Cinco relatos, tres de ellos inéditos, conforman la más reciente obra de Salman Rushdie (Bombay,1947) titulada 'La penúltima hora'. Aparecida en inglés en otoño, Peguin Random House la ofrece desde enero a los lectores en español en traducción de Luis Murillo Fort
Fragmento de la Portada de La penúltima hora de Salman Rushdie
Fragmento de la portada de 'La penúltima hora' de Salman Rushdie.

Con ‘La penúltima hora’ Salman Rushdie vuelve después de muchos años a las historias cortas cuyo formato, reconoce, no implica que carezcan de profundidad pero sí pueden leerse con cierta facilidad. Ahí están Kafka o Thomas Mann para corroborarlo. Lo dice en el transcurso de una rueda de prensa para medios de comunicación de España e Hispanoamérica en la que los periodistas, para su sorpresa, superan ampliamente la sesentena. En ella no parece ni amargado ni furioso, tal vez como uno esperaría después de tantas amarguras vitales, tantos años de clandestinidad y ese último ataque sufrido en 2022 en Estados Unidos, donde actualmente reside, en el que resultó malherido y estuvo al borde de la muerte. 

Resulta ser un hombre jovial, diríase que incluso optimista, prototipo de quien responde al proverbio “hacer de la necesidad virtud”. Un escritor que contesta a toda suerte de preguntas sobre su obra, sobre el proceso creativo y sobre aspectos tan inquietantes como la censura de libros que se abre paso en algunos países presuntamente modernos o la ruptura de la comunicación en la sociedad. Esa es, por ejemplo, la idea que se desarrolla en el último de sus relatos, titulado “El viejo de la piazza” que fue publicado por vez primera en inglés en 2020. Se trata de una alegoría de la libertad de expresión (casi una parábola) personificada en una mujer y en ella explora la peligrosidad de la ausencia de comunicación.

La relación con India

Tampoco es inédito el cuento “En el sur”, un derroche de sensibilidad, con el que se abre la colección de relatos y que transcurre en India. Lo protagonizan Junior y Senior, dos personajes entrañables, completamente opuestos pero contiguos, en cierto modo complementarios. 

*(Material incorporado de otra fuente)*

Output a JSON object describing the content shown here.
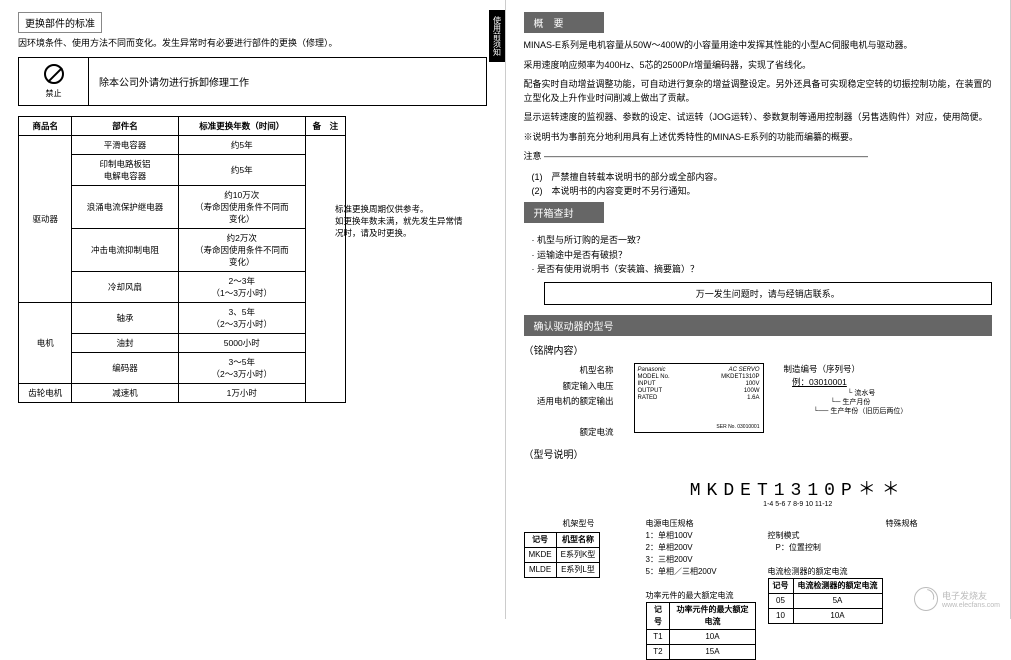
{
  "left": {
    "section_title": "更换部件的标准",
    "intro": "因环境条件、使用方法不同而变化。发生异常时有必要进行部件的更换（修理）。",
    "warning_label": "禁止",
    "warning_text": "除本公司外请勿进行拆卸修理工作",
    "table": {
      "headers": [
        "商品名",
        "部件名",
        "标准更换年数（时间）",
        "备　注"
      ],
      "rows": [
        {
          "c0": "驱动器",
          "c0_rowspan": 5,
          "c1": "平滑电容器",
          "c2": "约5年"
        },
        {
          "c1": "印制电路板铝\n电解电容器",
          "c2": "约5年"
        },
        {
          "c1": "浪涌电流保护继电器",
          "c2": "约10万次\n（寿命因使用条件不同而\n变化）"
        },
        {
          "c1": "冲击电流抑制电阻",
          "c2": "约2万次\n（寿命因使用条件不同而\n变化）"
        },
        {
          "c1": "冷却风扇",
          "c2": "2～3年\n（1～3万小时）"
        },
        {
          "c0": "电机",
          "c0_rowspan": 3,
          "c1": "轴承",
          "c2": "3、5年\n（2～3万小时）"
        },
        {
          "c1": "油封",
          "c2": "5000小时"
        },
        {
          "c1": "编码器",
          "c2": "3～5年\n（2～3万小时）"
        },
        {
          "c0": "齿轮电机",
          "c1": "减速机",
          "c2": "1万小时"
        }
      ],
      "note": "标准更换周期仅供参考。\n如更换年数未满，就先发生异常情\n况时，请及时更换。"
    },
    "side_tab": "使用前须知"
  },
  "right": {
    "overview_title": "概　要",
    "overview_body": [
      "MINAS-E系列是电机容量从50W～400W的小容量用途中发挥其性能的小型AC伺服电机与驱动器。",
      "采用速度响应频率为400Hz、5芯的2500P/r增量编码器，实现了省线化。",
      "配备实时自动增益调整功能，可自动进行复杂的增益调整设定。另外还具备可实现稳定空转的切振控制功能，在装置的立型化及上升作业时间削减上做出了贡献。",
      "显示运转速度的监视器、参数的设定、试运转（JOG运转）、参数复制等通用控制器（另售选购件）对应，使用简便。",
      "※说明书为事前充分地利用具有上述优秀特性的MINAS-E系列的功能而编纂的概要。"
    ],
    "notice_header": "注意 ————————————————————————————————————",
    "notice_items": [
      "(1)　严禁擅自转载本说明书的部分或全部内容。",
      "(2)　本说明书的内容变更时不另行通知。"
    ],
    "unbox_title": "开箱查封",
    "unbox_items": [
      "· 机型与所订购的是否一致？",
      "· 运输途中是否有破损？",
      "· 是否有使用说明书（安装篇、摘要篇）？"
    ],
    "unbox_box": "万一发生问题时，请与经销店联系。",
    "confirm_title": "确认驱动器的型号",
    "nameplate_header": "（铭牌内容）",
    "labels": {
      "model_name": "机型名称",
      "rated_input": "额定输入电压",
      "motor_output": "适用电机的额定输出",
      "rated_current": "额定电流",
      "mfg_code": "制造编号（序列号）",
      "mfg_example": "例：03010001",
      "serial": "流水号",
      "mfg_month": "生产月份",
      "mfg_year": "生产年份（旧历后两位）"
    },
    "nameplate_brand": "Panasonic",
    "nameplate_servo": "AC SERVO",
    "model_title": "（型号说明）",
    "model_string": "MKDET1310P＊＊",
    "model_segments": "1-4         5-6  7      8-9  10  11-12",
    "seg_labels": {
      "frame": "机架型号",
      "special": "特殊规格",
      "ctrl_mode": "控制模式",
      "ctrl_mode_p": "P：位置控制",
      "current_det": "电流检测器的额定电流",
      "psu": "电源电压规格",
      "psu1": "1：单相100V",
      "psu2": "2：单相200V",
      "psu3": "3：三相200V",
      "psu5": "5：单相／三相200V",
      "power": "功率元件的最大额定电流"
    },
    "frame_table": {
      "h": [
        "记号",
        "机型名称"
      ],
      "r": [
        [
          "MKDE",
          "E系列K型"
        ],
        [
          "MLDE",
          "E系列L型"
        ]
      ]
    },
    "current_table": {
      "h": [
        "记号",
        "电流检测器的额定电流"
      ],
      "r": [
        [
          "05",
          "5A"
        ],
        [
          "10",
          "10A"
        ]
      ]
    },
    "power_table": {
      "h": [
        "记号",
        "功率元件的最大额定电流"
      ],
      "r": [
        [
          "T1",
          "10A"
        ],
        [
          "T2",
          "15A"
        ]
      ]
    },
    "watermark": "电子发烧友",
    "watermark_url": "www.elecfans.com"
  }
}
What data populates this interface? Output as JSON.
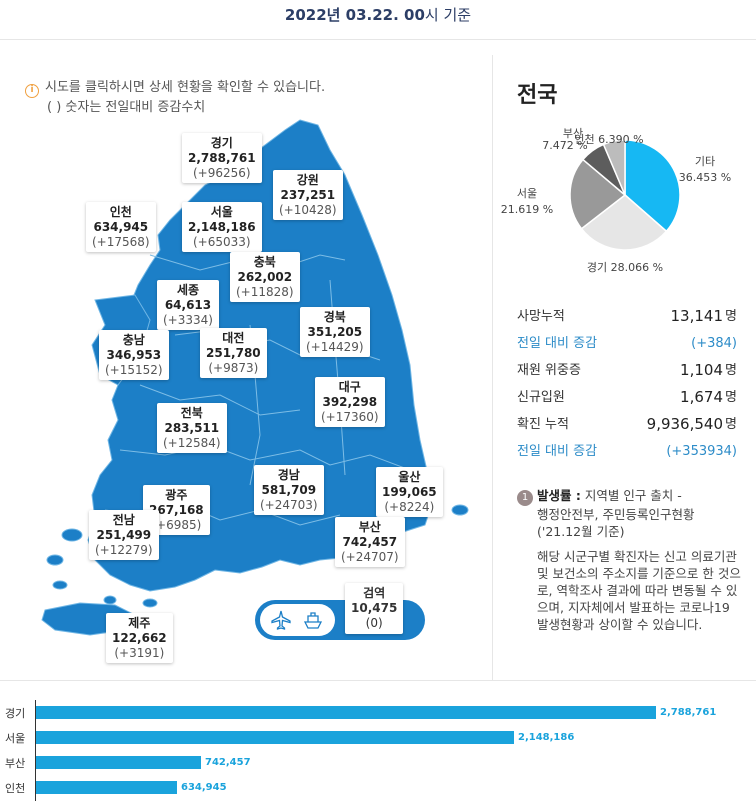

Todas las historias contenidas en ‘La última hora’ tienen que ver, de una manera u otra, con India: alguno de los personajes, algo que acontece, la propia historia. Allí transcurre también “La intérprete de Kahani”, un relato excelente en el que regresa al universo de su novela ‘Hijos de la medianoche’ en el que explora el poder del arte, en concreto de la música, sin renunciar al humor fino del que hace gala en sus páginas iniciales y a la sátira de los ridículos superricos cuya insólita destrucción resulta de lo más inquietante.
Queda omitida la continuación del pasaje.